A couple of minor things happened during my last set of nights that I found vaguely amusing. It’s Christmas eve. I’m working. So this is as good as it gets.
Oh…and the next blogger who posts how they are having a holiday from both work and blogging gets my size twelves up their bum. I’m still bleedin’ working!
I was driving home from a particularly busy nightshift, when I saw that someone had written something in the dirt covering a van. ‘hic magne’. Is that Latin, I thought? It only took me five minutes to realise that I had misread the writing. It actually said ‘chick magnet’.
Picture the scene, I’m in front of a *ahem*, ‘large’ man with breathing difficulties. So I thrust my hand, and stethescope up the back of his workshirt to listen to his chest.
He has a (sweaty) back that is hairier than most dogs. Lovely.
I was sent to a ‘fall from height’, the patient had apparently fallen out of a second floor window. So why was I climbing up four flights of stairs to reach him?

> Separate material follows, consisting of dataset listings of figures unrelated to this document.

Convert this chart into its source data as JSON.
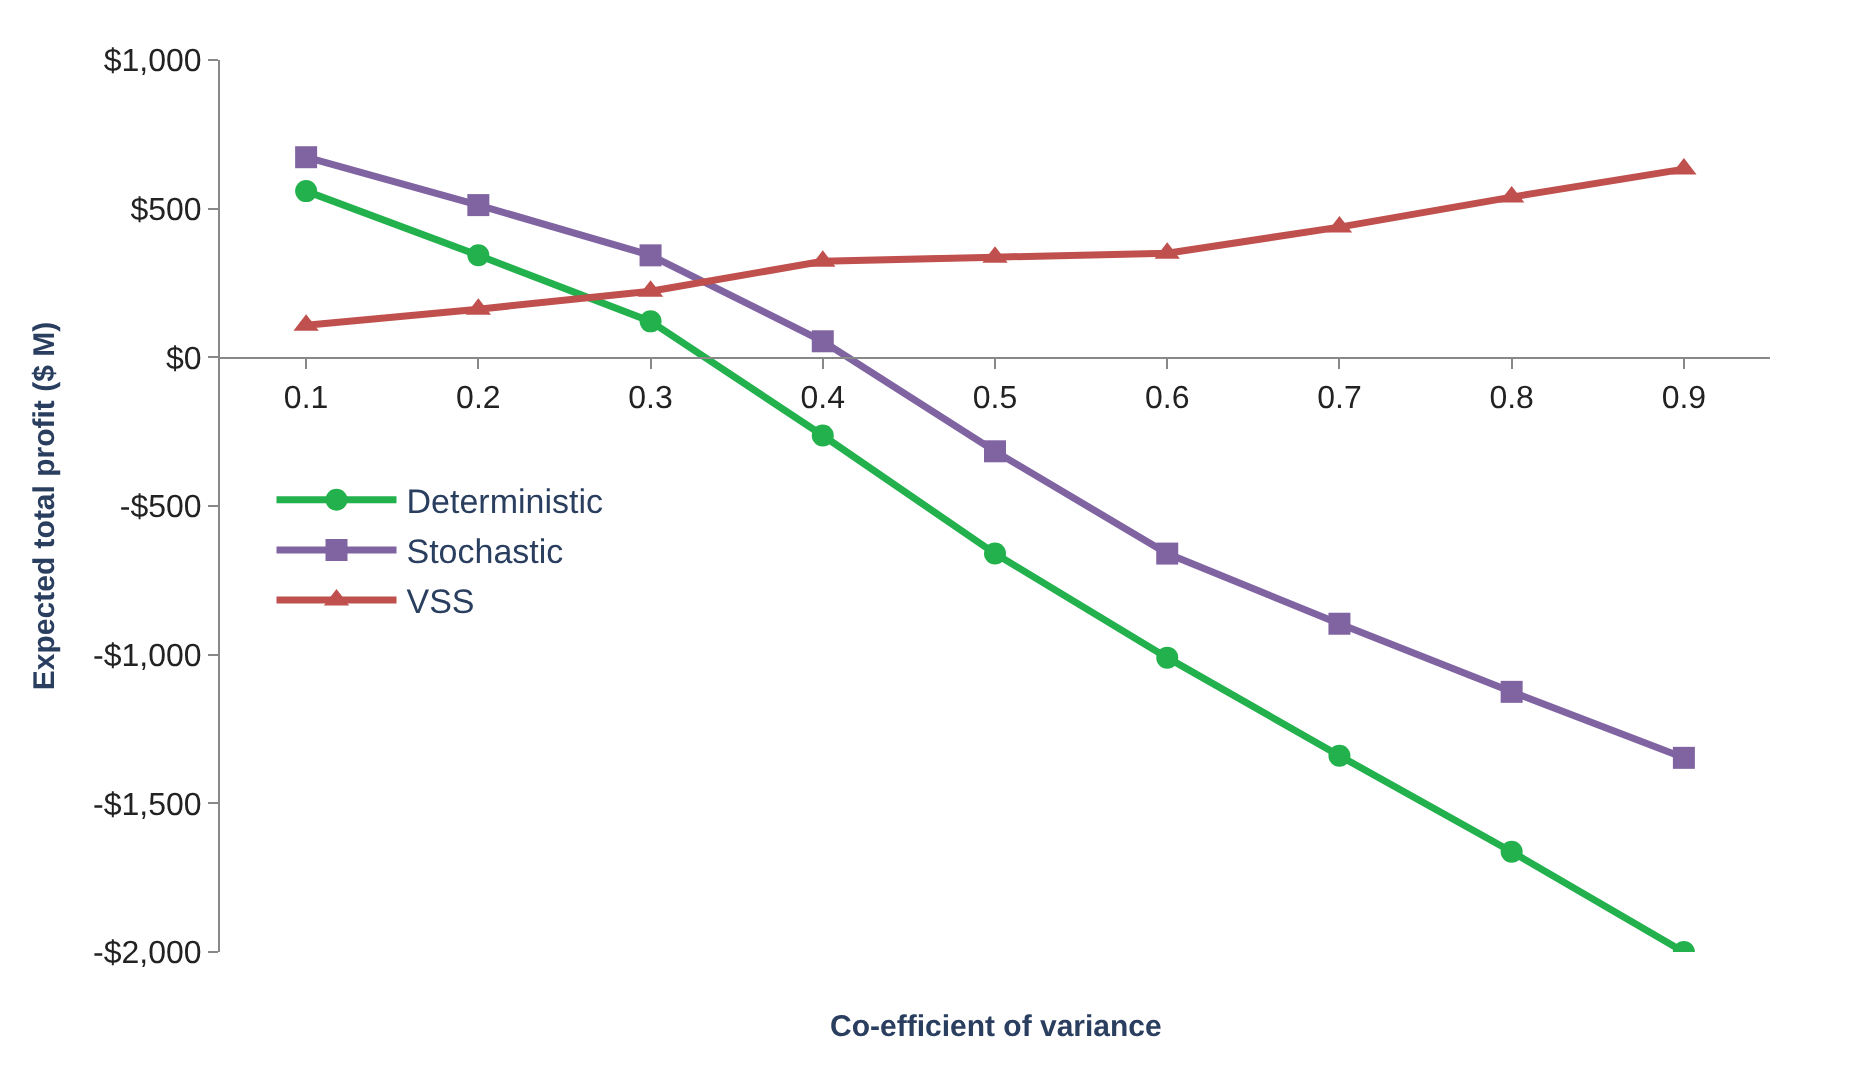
{
  "chart_data": {
    "type": "line",
    "xlabel": "Co-efficient of variance",
    "ylabel": "Expected total profit ($ M)",
    "categories": [
      "0.1",
      "0.2",
      "0.3",
      "0.4",
      "0.5",
      "0.6",
      "0.7",
      "0.8",
      "0.9"
    ],
    "series": [
      {
        "name": "Deterministic",
        "color": "#22b14c",
        "marker": "circle",
        "values": [
          559,
          343,
          121,
          -263,
          -660,
          -1010,
          -1340,
          -1663,
          -2000
        ]
      },
      {
        "name": "Stochastic",
        "color": "#8064a2",
        "marker": "square",
        "values": [
          673,
          512,
          343,
          54,
          -316,
          -660,
          -896,
          -1125,
          -1347
        ]
      },
      {
        "name": "VSS",
        "color": "#c0504d",
        "marker": "triangle",
        "values": [
          108,
          162,
          222,
          323,
          337,
          350,
          438,
          539,
          633
        ]
      }
    ],
    "ylim": [
      -2000,
      1000
    ],
    "yticks": [
      {
        "value": -2000,
        "label": "-$2,000"
      },
      {
        "value": -1500,
        "label": "-$1,500"
      },
      {
        "value": -1000,
        "label": "-$1,000"
      },
      {
        "value": -500,
        "label": "-$500"
      },
      {
        "value": 0,
        "label": "$0"
      },
      {
        "value": 500,
        "label": "$500"
      },
      {
        "value": 1000,
        "label": "$1,000"
      }
    ],
    "legend": "left",
    "line_style": "solid"
  }
}
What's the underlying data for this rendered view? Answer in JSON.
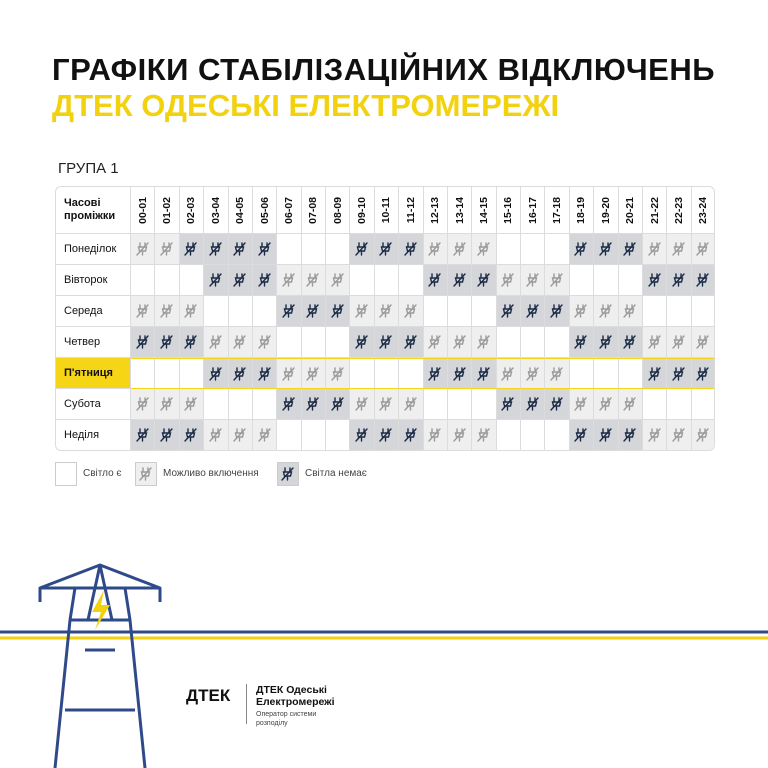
{
  "header": {
    "title": "ГРАФІКИ СТАБІЛІЗАЦІЙНИХ ВІДКЛЮЧЕНЬ",
    "subtitle": "ДТЕК ОДЕСЬКІ ЕЛЕКТРОМЕРЕЖІ"
  },
  "group": "ГРУПА 1",
  "table": {
    "corner": "Часові проміжки",
    "hours": [
      "00-01",
      "01-02",
      "02-03",
      "03-04",
      "04-05",
      "05-06",
      "06-07",
      "07-08",
      "08-09",
      "09-10",
      "10-11",
      "11-12",
      "12-13",
      "13-14",
      "14-15",
      "15-16",
      "16-17",
      "17-18",
      "18-19",
      "19-20",
      "20-21",
      "21-22",
      "22-23",
      "23-24"
    ],
    "highlight_row": 4,
    "rows": [
      {
        "day": "Понеділок",
        "slots": [
          1,
          1,
          2,
          2,
          2,
          2,
          0,
          0,
          0,
          2,
          2,
          2,
          1,
          1,
          1,
          0,
          0,
          0,
          2,
          2,
          2,
          1,
          1,
          1
        ]
      },
      {
        "day": "Вівторок",
        "slots": [
          0,
          0,
          0,
          2,
          2,
          2,
          1,
          1,
          1,
          0,
          0,
          0,
          2,
          2,
          2,
          1,
          1,
          1,
          0,
          0,
          0,
          2,
          2,
          2
        ]
      },
      {
        "day": "Середа",
        "slots": [
          1,
          1,
          1,
          0,
          0,
          0,
          2,
          2,
          2,
          1,
          1,
          1,
          0,
          0,
          0,
          2,
          2,
          2,
          1,
          1,
          1,
          0,
          0,
          0
        ]
      },
      {
        "day": "Четвер",
        "slots": [
          2,
          2,
          2,
          1,
          1,
          1,
          0,
          0,
          0,
          2,
          2,
          2,
          1,
          1,
          1,
          0,
          0,
          0,
          2,
          2,
          2,
          1,
          1,
          1
        ]
      },
      {
        "day": "П'ятниця",
        "slots": [
          0,
          0,
          0,
          2,
          2,
          2,
          1,
          1,
          1,
          0,
          0,
          0,
          2,
          2,
          2,
          1,
          1,
          1,
          0,
          0,
          0,
          2,
          2,
          2
        ]
      },
      {
        "day": "Субота",
        "slots": [
          1,
          1,
          1,
          0,
          0,
          0,
          2,
          2,
          2,
          1,
          1,
          1,
          0,
          0,
          0,
          2,
          2,
          2,
          1,
          1,
          1,
          0,
          0,
          0
        ]
      },
      {
        "day": "Неділя",
        "slots": [
          2,
          2,
          2,
          1,
          1,
          1,
          0,
          0,
          0,
          2,
          2,
          2,
          1,
          1,
          1,
          0,
          0,
          0,
          2,
          2,
          2,
          1,
          1,
          1
        ]
      }
    ]
  },
  "legend": [
    "Світло є",
    "Можливо включення",
    "Світла немає"
  ],
  "footer": {
    "logo": "ДТЕК",
    "name": "ДТЕК Одеські Електромережі",
    "tagline": "Оператор системи розподілу"
  }
}
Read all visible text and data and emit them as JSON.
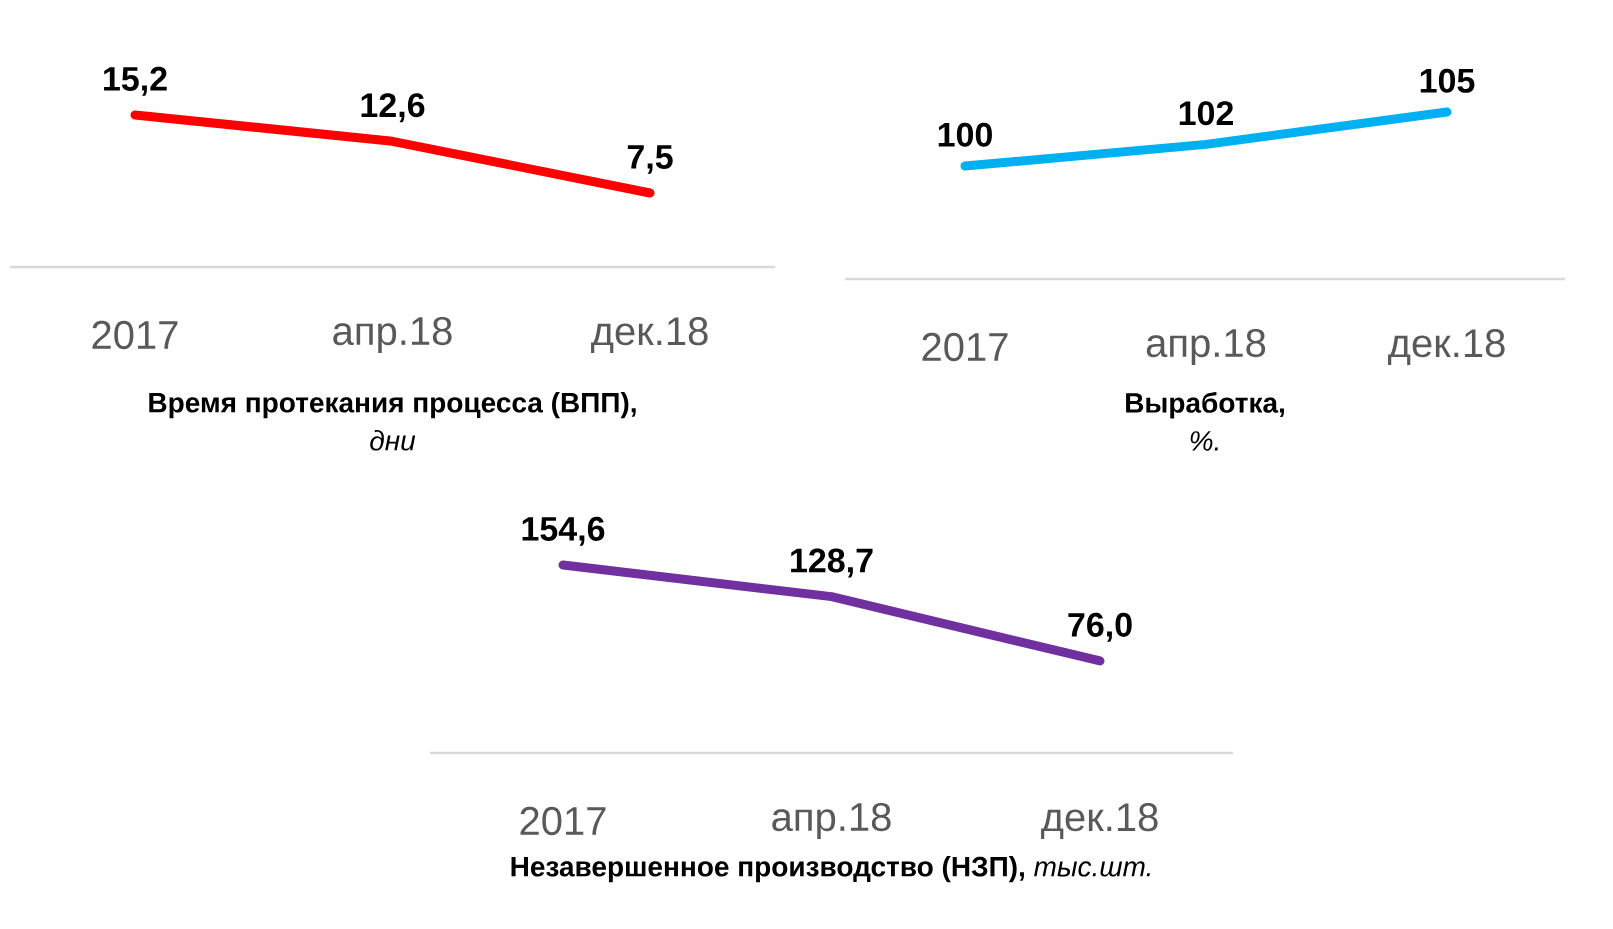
{
  "chart_data": [
    {
      "type": "line",
      "title": "Время протекания процесса (ВПП),",
      "subtitle": "дни",
      "categories": [
        "2017",
        "апр.18",
        "дек.18"
      ],
      "values": [
        15.2,
        12.6,
        7.5
      ],
      "value_labels": [
        "15,2",
        "12,6",
        "7,5"
      ],
      "color": "#ff0000",
      "tick_labels": "x"
    },
    {
      "type": "line",
      "title": "Выработка,",
      "subtitle": "%.",
      "categories": [
        "2017",
        "апр.18",
        "дек.18"
      ],
      "values": [
        100,
        102,
        105
      ],
      "value_labels": [
        "100",
        "102",
        "105"
      ],
      "color": "#00b0f0",
      "tick_labels": "x"
    },
    {
      "type": "line",
      "title": "Незавершенное производство (НЗП),",
      "subtitle": "тыс.шт.",
      "categories": [
        "2017",
        "апр.18",
        "дек.18"
      ],
      "values": [
        154.6,
        128.7,
        76.0
      ],
      "value_labels": [
        "154,6",
        "128,7",
        "76,0"
      ],
      "color": "#7030a0",
      "tick_labels": "x"
    }
  ]
}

Because the patient’s actual injury was that he had been bouncing on the marital bed, and had hit his head on the ceiling. The whole ‘fall from height’ bit was purely because the patient didn’t have the world’s best command of English.
Nice enough fellow mind, with a bit of a graze on the head that had been bleeding a bit.
“Control”, I call down the radio, “My navigation has failed, I don’t know where this nightclub is supposed to be. Any chance of help finding it?”.
“Sure”, comes the reply, “I think my colleague frequents that particular dive”.
“Yes, she knows where it is, you’re miles away”.
“Sorry Control”, I reply, “I haven’t been to a nightclub in years, and never one around here”.